Optimizing SLO-oriented LLM Serving with PD-Multiplexing

Authors:Weihao Cui, Yukang Chen, Han Zhao, Ziyi Xu, Quan Chen, Xusheng Chen, Yangjie Zhou, Shixuan Sun, Minyi Guo

Modern LLM services demand high throughput and stringent SLO guarantees across two distinct inference phases-prefill and decode-and complex multi-turn workflows. However, current systems face a fundamental tradeoff: out-of-place compute partition enables per-phase SLO attainment, while in-place memory sharing maximizes throughput via KV cache reuse. Moreover, existing in-place compute partition also encounters low utilization and high overhead due to phase-coupling design. We present Drift, a new LLM serving framework that resolves this tension via PD multiplexing, enabling in-place and phase-decoupled compute partition. Drift leverages low-level GPU partitioning techniques to multiplex prefill and decode phases spatially and adaptively on shared GPUs, while preserving in-place memory sharing. To fully leverage the multiplexing capability, Drift introduces an adaptive gang scheduling mechanism, a contention-free modeling method, and a SLO-aware dispatching policy. Evaluation shows that Drift achieves an average $5.1\times$ throughput improvement (up to $17.5\times$) over state-of-the-art baselines, while consistently meeting SLO targets under complex LLM workloads.

现代LLM服务要求在两个不同的推理阶段（预填充和解码）以及复杂的多轮工作流程中实现高吞吐量和严格的SLO保证。
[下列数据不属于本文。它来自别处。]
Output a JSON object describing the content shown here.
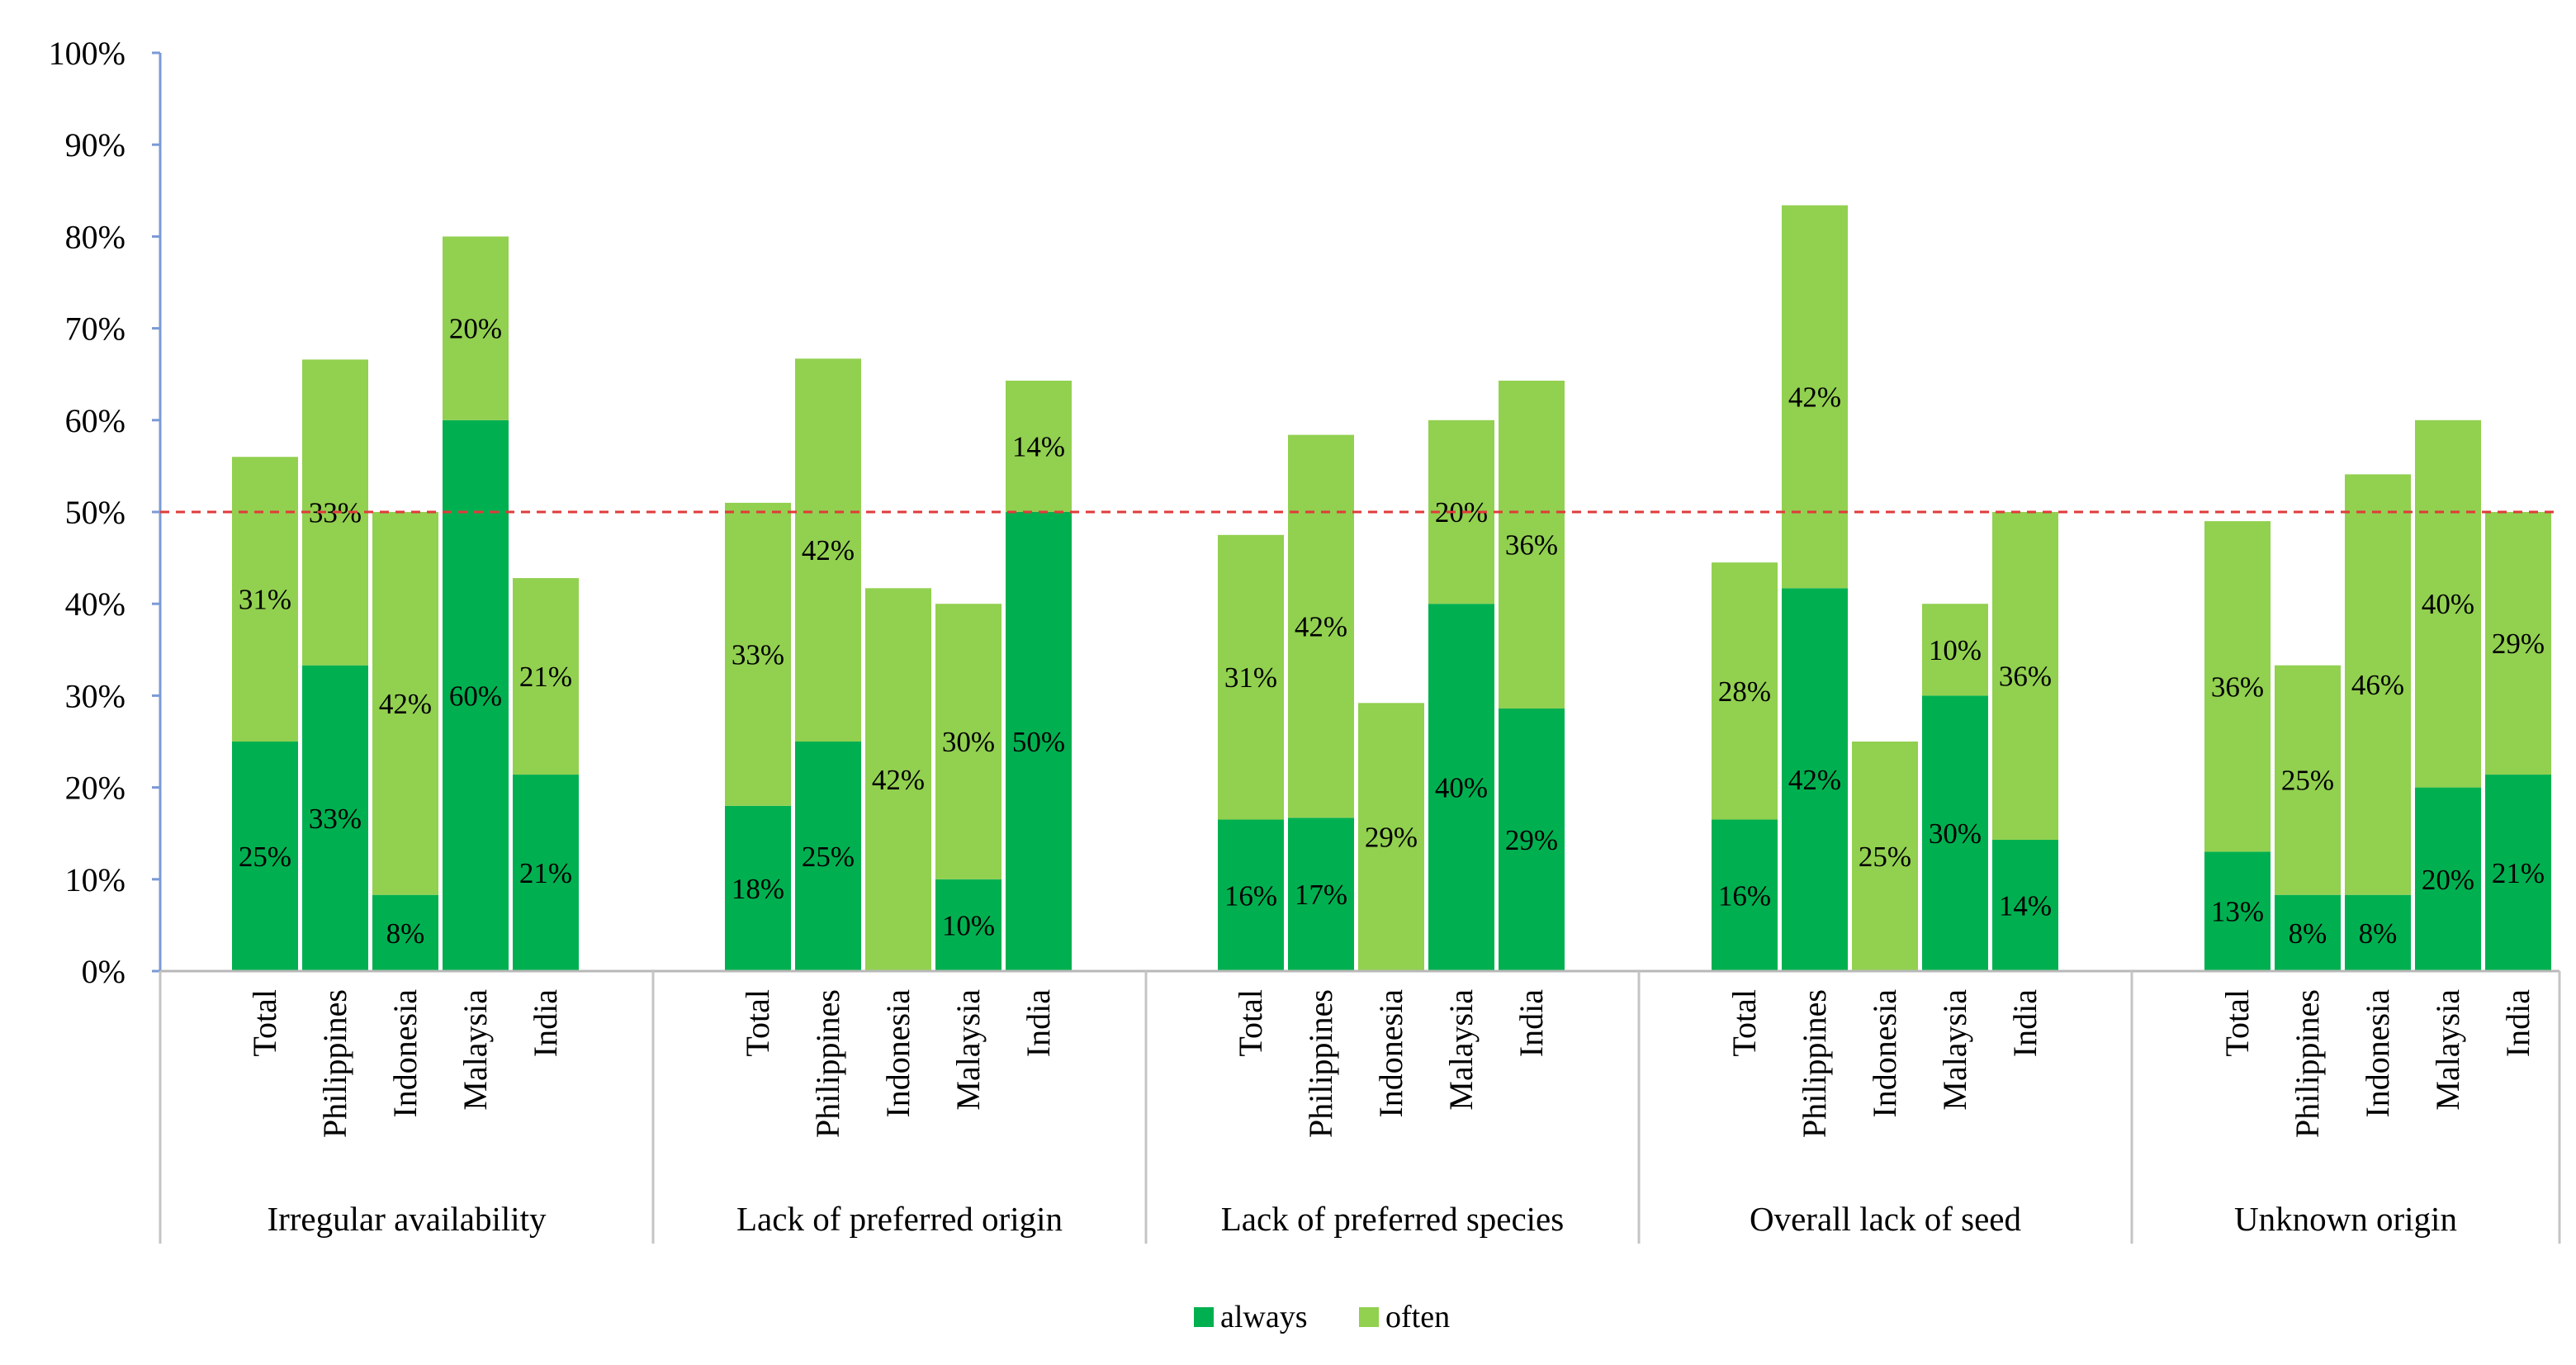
{
  "chart_data": {
    "type": "bar",
    "stacked": true,
    "ylim": [
      0,
      100
    ],
    "yticks": [
      "0%",
      "10%",
      "20%",
      "30%",
      "40%",
      "50%",
      "60%",
      "70%",
      "80%",
      "90%",
      "100%"
    ],
    "reference_line": {
      "value": 50,
      "style": "dashed",
      "color": "#e03a3a"
    },
    "colors": {
      "always": "#00b050",
      "often": "#92d050"
    },
    "legend": {
      "position": "bottom",
      "entries": [
        "always",
        "often"
      ]
    },
    "groups": [
      {
        "name": "Irregular availability",
        "categories": [
          "Total",
          "Philippines",
          "Indonesia",
          "Malaysia",
          "India"
        ],
        "always": [
          25,
          33.3,
          8.3,
          60,
          21.4
        ],
        "often": [
          31,
          33.3,
          41.7,
          20,
          21.4
        ],
        "always_labels": [
          "25%",
          "33%",
          "8%",
          "60%",
          "21%"
        ],
        "often_labels": [
          "31%",
          "33%",
          "42%",
          "20%",
          "21%"
        ]
      },
      {
        "name": "Lack of preferred origin",
        "categories": [
          "Total",
          "Philippines",
          "Indonesia",
          "Malaysia",
          "India"
        ],
        "always": [
          18,
          25,
          0,
          10,
          50
        ],
        "often": [
          33,
          41.7,
          41.7,
          30,
          14.3
        ],
        "always_labels": [
          "18%",
          "25%",
          "",
          "10%",
          "50%"
        ],
        "often_labels": [
          "33%",
          "42%",
          "42%",
          "30%",
          "14%"
        ]
      },
      {
        "name": "Lack of preferred species",
        "categories": [
          "Total",
          "Philippines",
          "Indonesia",
          "Malaysia",
          "India"
        ],
        "always": [
          16.5,
          16.7,
          0,
          40,
          28.6
        ],
        "often": [
          31,
          41.7,
          29.2,
          20,
          35.7
        ],
        "always_labels": [
          "16%",
          "17%",
          "",
          "40%",
          "29%"
        ],
        "often_labels": [
          "31%",
          "42%",
          "29%",
          "20%",
          "36%"
        ]
      },
      {
        "name": "Overall lack of seed",
        "categories": [
          "Total",
          "Philippines",
          "Indonesia",
          "Malaysia",
          "India"
        ],
        "always": [
          16.5,
          41.7,
          0,
          30,
          14.3
        ],
        "often": [
          28,
          41.7,
          25,
          10,
          35.7
        ],
        "always_labels": [
          "16%",
          "42%",
          "",
          "30%",
          "14%"
        ],
        "often_labels": [
          "28%",
          "42%",
          "25%",
          "10%",
          "36%"
        ]
      },
      {
        "name": "Unknown origin",
        "categories": [
          "Total",
          "Philippines",
          "Indonesia",
          "Malaysia",
          "India"
        ],
        "always": [
          13,
          8.3,
          8.3,
          20,
          21.4
        ],
        "often": [
          36,
          25,
          45.8,
          40,
          28.6
        ],
        "always_labels": [
          "13%",
          "8%",
          "8%",
          "20%",
          "21%"
        ],
        "often_labels": [
          "36%",
          "25%",
          "46%",
          "40%",
          "29%"
        ]
      }
    ]
  }
}
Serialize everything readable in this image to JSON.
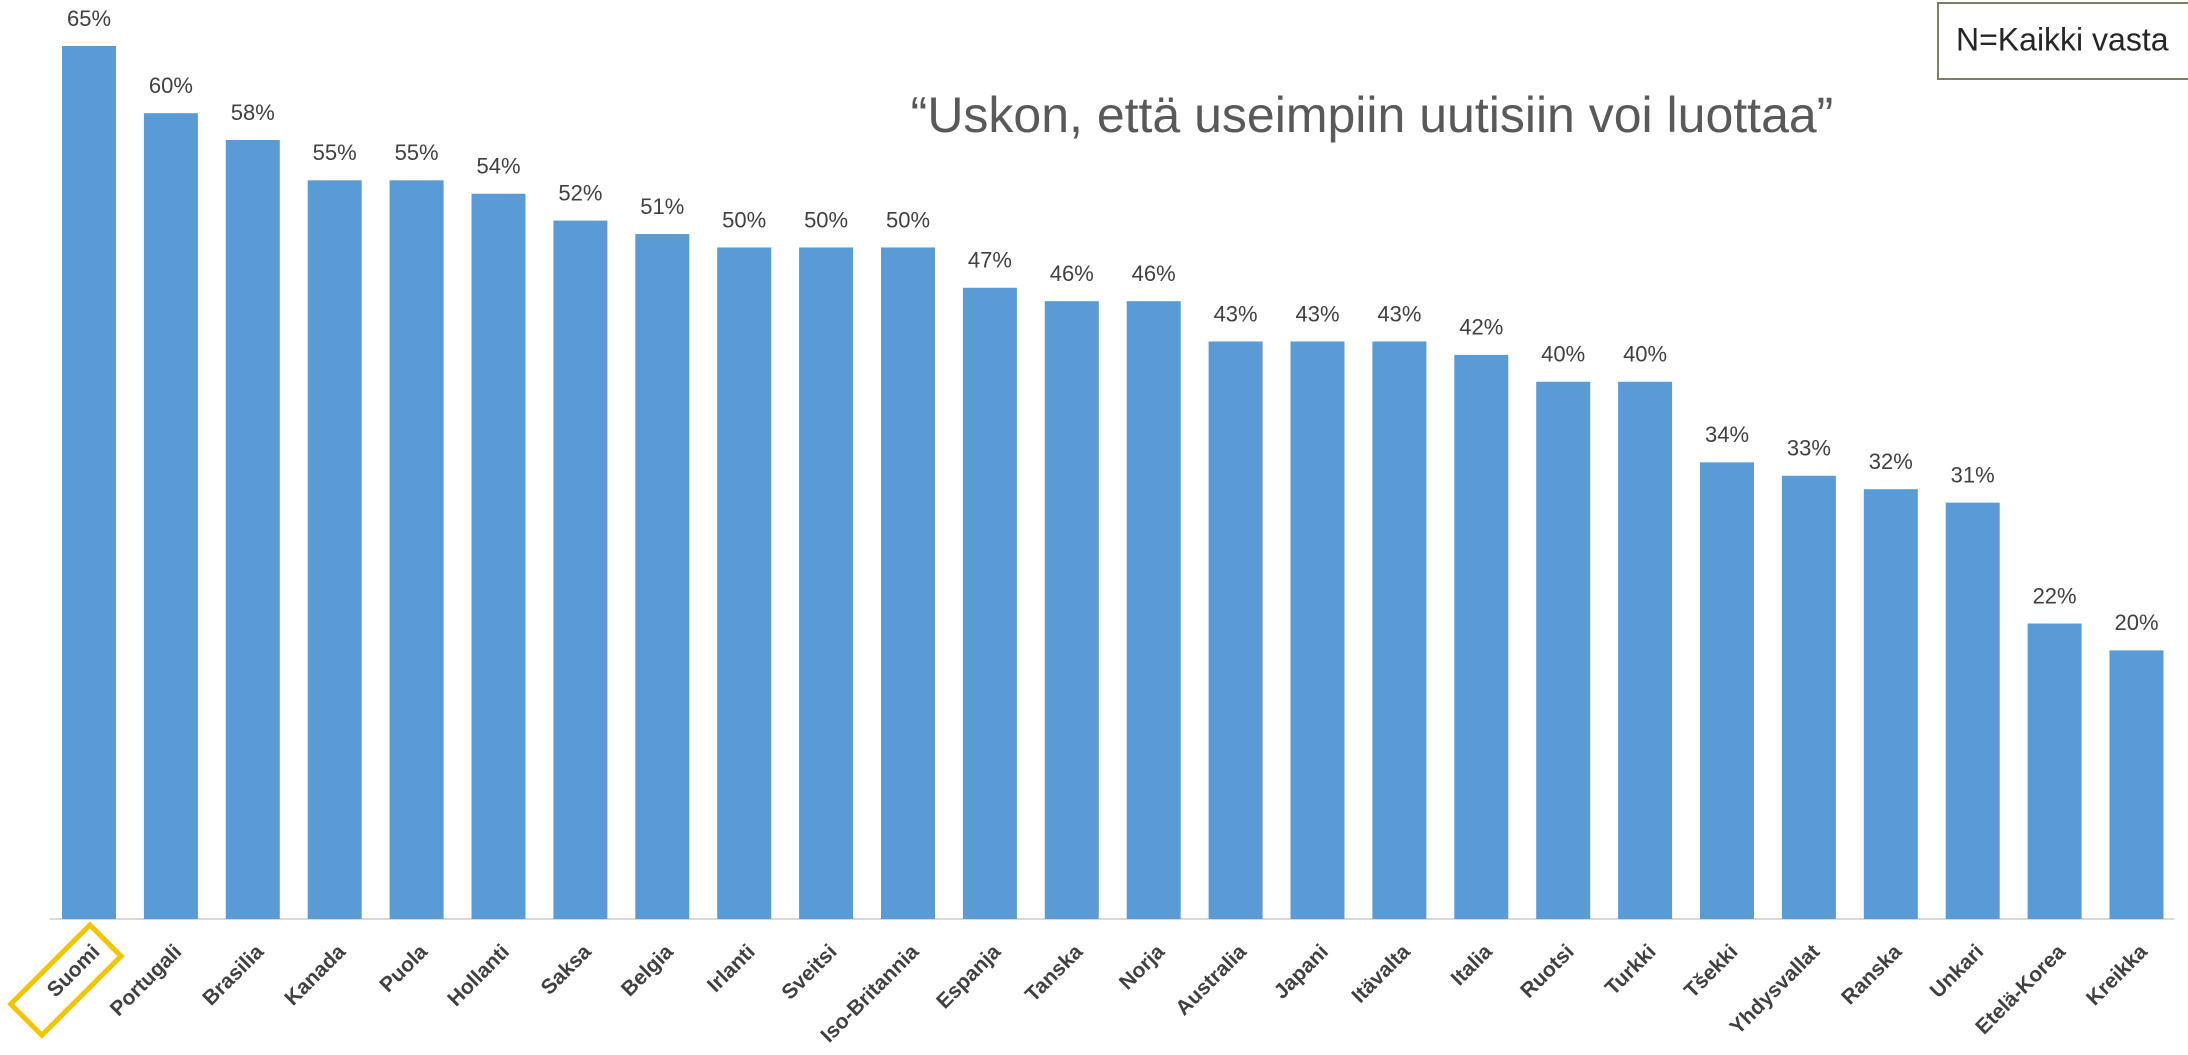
{
  "chart_data": {
    "type": "bar",
    "title": "“Uskon, että useimpiin uutisiin voi luottaa”",
    "note": "N=Kaikki vasta",
    "categories": [
      "Suomi",
      "Portugali",
      "Brasilia",
      "Kanada",
      "Puola",
      "Hollanti",
      "Saksa",
      "Belgia",
      "Irlanti",
      "Sveitsi",
      "Iso-Britannia",
      "Espanja",
      "Tanska",
      "Norja",
      "Australia",
      "Japani",
      "Itävalta",
      "Italia",
      "Ruotsi",
      "Turkki",
      "Tšekki",
      "Yhdysvallat",
      "Ranska",
      "Unkari",
      "Etelä-Korea",
      "Kreikka"
    ],
    "values": [
      65,
      60,
      58,
      55,
      55,
      54,
      52,
      51,
      50,
      50,
      50,
      47,
      46,
      46,
      43,
      43,
      43,
      42,
      40,
      40,
      34,
      33,
      32,
      31,
      22,
      20
    ],
    "value_labels": [
      "65%",
      "60%",
      "58%",
      "55%",
      "55%",
      "54%",
      "52%",
      "51%",
      "50%",
      "50%",
      "50%",
      "47%",
      "46%",
      "46%",
      "43%",
      "43%",
      "43%",
      "42%",
      "40%",
      "40%",
      "34%",
      "33%",
      "32%",
      "31%",
      "22%",
      "20%"
    ],
    "color": "#5b9bd5",
    "highlight": "Suomi"
  }
}
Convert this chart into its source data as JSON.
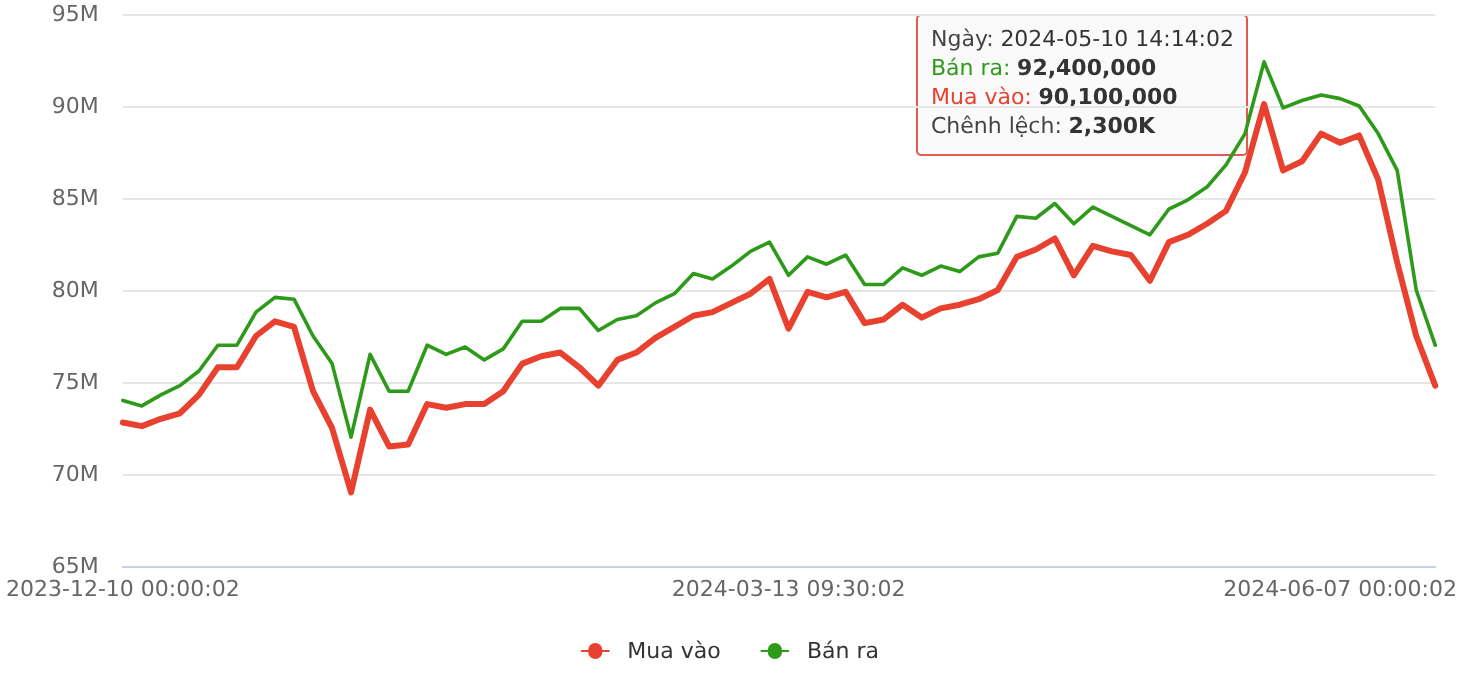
{
  "chart_data": {
    "type": "line",
    "categories": [
      "2023-12-10 00:00:02",
      null,
      null,
      null,
      null,
      null,
      null,
      null,
      null,
      null,
      null,
      null,
      null,
      null,
      null,
      null,
      null,
      null,
      null,
      null,
      null,
      null,
      null,
      null,
      null,
      null,
      null,
      null,
      null,
      null,
      null,
      null,
      null,
      null,
      null,
      "2024-03-13 09:30:02",
      null,
      null,
      null,
      null,
      null,
      null,
      null,
      null,
      null,
      null,
      null,
      null,
      null,
      null,
      null,
      null,
      null,
      null,
      null,
      null,
      null,
      null,
      null,
      null,
      null,
      null,
      null,
      null,
      "2024-06-07 00:00:02",
      null,
      null,
      null,
      null,
      null
    ],
    "series": [
      {
        "name": "Mua vào",
        "color": "#e8412f",
        "values": [
          72.8,
          72.6,
          73.0,
          73.3,
          74.3,
          75.8,
          75.8,
          77.5,
          78.3,
          78.0,
          74.5,
          72.5,
          69.0,
          73.5,
          71.5,
          71.6,
          73.8,
          73.6,
          73.8,
          73.8,
          74.5,
          76.0,
          76.4,
          76.6,
          75.8,
          74.8,
          76.2,
          76.6,
          77.4,
          78.0,
          78.6,
          78.8,
          79.3,
          79.8,
          80.6,
          77.9,
          79.9,
          79.6,
          79.9,
          78.2,
          78.4,
          79.2,
          78.5,
          79.0,
          79.2,
          79.5,
          80.0,
          81.8,
          82.2,
          82.8,
          80.8,
          82.4,
          82.1,
          81.9,
          80.5,
          82.6,
          83.0,
          83.6,
          84.3,
          86.4,
          90.1,
          86.5,
          87.0,
          88.5,
          88.0,
          88.4,
          86.0,
          81.5,
          77.5,
          74.8
        ]
      },
      {
        "name": "Bán ra",
        "color": "#2e9a1a",
        "values": [
          74.0,
          73.7,
          74.3,
          74.8,
          75.6,
          77.0,
          77.0,
          78.8,
          79.6,
          79.5,
          77.5,
          76.0,
          72.0,
          76.5,
          74.5,
          74.5,
          77.0,
          76.5,
          76.9,
          76.2,
          76.8,
          78.3,
          78.3,
          79.0,
          79.0,
          77.8,
          78.4,
          78.6,
          79.3,
          79.8,
          80.9,
          80.6,
          81.3,
          82.1,
          82.6,
          80.8,
          81.8,
          81.4,
          81.9,
          80.3,
          80.3,
          81.2,
          80.8,
          81.3,
          81.0,
          81.8,
          82.0,
          84.0,
          83.9,
          84.7,
          83.6,
          84.5,
          84.0,
          83.5,
          83.0,
          84.4,
          84.9,
          85.6,
          86.8,
          88.5,
          92.4,
          89.9,
          90.3,
          90.6,
          90.4,
          90.0,
          88.5,
          86.5,
          80.0,
          77.0
        ]
      }
    ],
    "ylim": [
      65,
      95
    ],
    "yticks": [
      {
        "value": 65,
        "label": "65M"
      },
      {
        "value": 70,
        "label": "70M"
      },
      {
        "value": 75,
        "label": "75M"
      },
      {
        "value": 80,
        "label": "80M"
      },
      {
        "value": 85,
        "label": "85M"
      },
      {
        "value": 90,
        "label": "90M"
      },
      {
        "value": 95,
        "label": "95M"
      }
    ],
    "grid": "y",
    "legend": "bottom",
    "marker": "none",
    "line_style": "solid",
    "annotations": [
      "Ngày: 2024-05-10 14:14:02",
      "Bán ra: 92,400,000",
      "Mua vào: 90,100,000",
      "Chênh lệch: 2,300K"
    ]
  }
}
然而，当前系统面临一个基本权衡：离位计算分区可实现每个阶段的SLO达成，而原位内存共享则通过KV缓存重用最大化吞吐量。此外，现有的原位计算分区还因为阶段耦合设计而面临利用率低和开销高的问题。我们提出了Drift，这是一个新的LLM服务框架，它通过PD多路复用解决这一紧张问题，实现原位和阶段解耦的计算分区。Drift利用低级GPU分区技术，在共享GPU上空间和自适应地多路复用预填充和解码阶段，同时保留原位内存共享。为了充分利用多路复用功能，Drift引入了一种自适应小组调度机制、一种无争用建模方法和一种SLO感知调度策略。评估表明，与最新基线相比，Drift平均提高了5.1倍吞吐量（最高达17.5倍），同时在复杂LLM工作负载下始终达到SLO目标。

论文及项目相关链接

PDF

Summary

文本主要描述了一种名为Drift的新LLM服务框架，它解决了现有系统面临的计算和内存利用率的权衡问题。通过PD复用技术，Drift能在共享GPU上实现原位和阶段解耦的计算分区，同时保持原位内存共享。Drift还引入了一种自适应的调度机制、无争用的建模方法和SLO感知调度策略，以充分利用其复用能力。评估结果表明，Drift相较于现有技术平均提高了5.1倍的吞吐量（最高可达17.5倍），同时在复杂的LLM工作负载下始终满足SLO目标。

Key Takeaways

现代LLM服务需要高吞吐量和严格的SLO保证，跨越两个独特的推理阶段——预填充和解码，以及复杂的多轮对话工作流程。
当前系统面临计算和内存利用率的权衡问题：出位计算分区可实现每阶段SLO达成，而原位内存共享则通过KV缓存重用最大化吞吐量。
Drift是一个新的LLM服务框架，通过PD复用技术解决这一权衡问题，能在共享GPU上实现原位和阶段解耦的计算分区。
Drift保持原位内存共享，同时引入自适应的调度机制、无争用的建模方法和SLO感知调度策略。
Drift实现了对先进基线技术的平均5.1倍吞吐量改进（最高可达17.5倍）。
Drift能在复杂的LLM工作负载下始终满足SLO目标。

Cool Papers

点此查看论文截图

ASIDE: Architectural Separation of Instructions and Data in Language Models

Authors:Egor Zverev, Evgenii Kortukov, Alexander Panfilov, Alexandra Volkova, Soroush Tabesh, Sebastian Lapuschkin, Wojciech Samek, Christoph H. Lampert

Despite their remarkable performance, large language models lack elementary safety features, and this makes them susceptible to numerous malicious attacks. In particular, previous work has identified the absence of an intrinsic separation between instructions and data as a root cause for the success of prompt injection attacks. In this work, we propose a method, ASIDE, that allows the model to clearly separate between instructions and data on the level of embeddings. ASIDE applies a fixed orthogonal rotation to the embeddings of data tokens, thus creating distinct representations of instructions and data tokens without introducing any additional parameters. We demonstrate the effectiveness of our method by instruct-tuning LLMs with ASIDE and showing (1) highly increased instruction-data separation scores without a loss in model capabilities and (2) competitive results on prompt injection benchmarks, even without dedicated safety training. Additionally, we study the working mechanism behind our method through an analysis of model representations.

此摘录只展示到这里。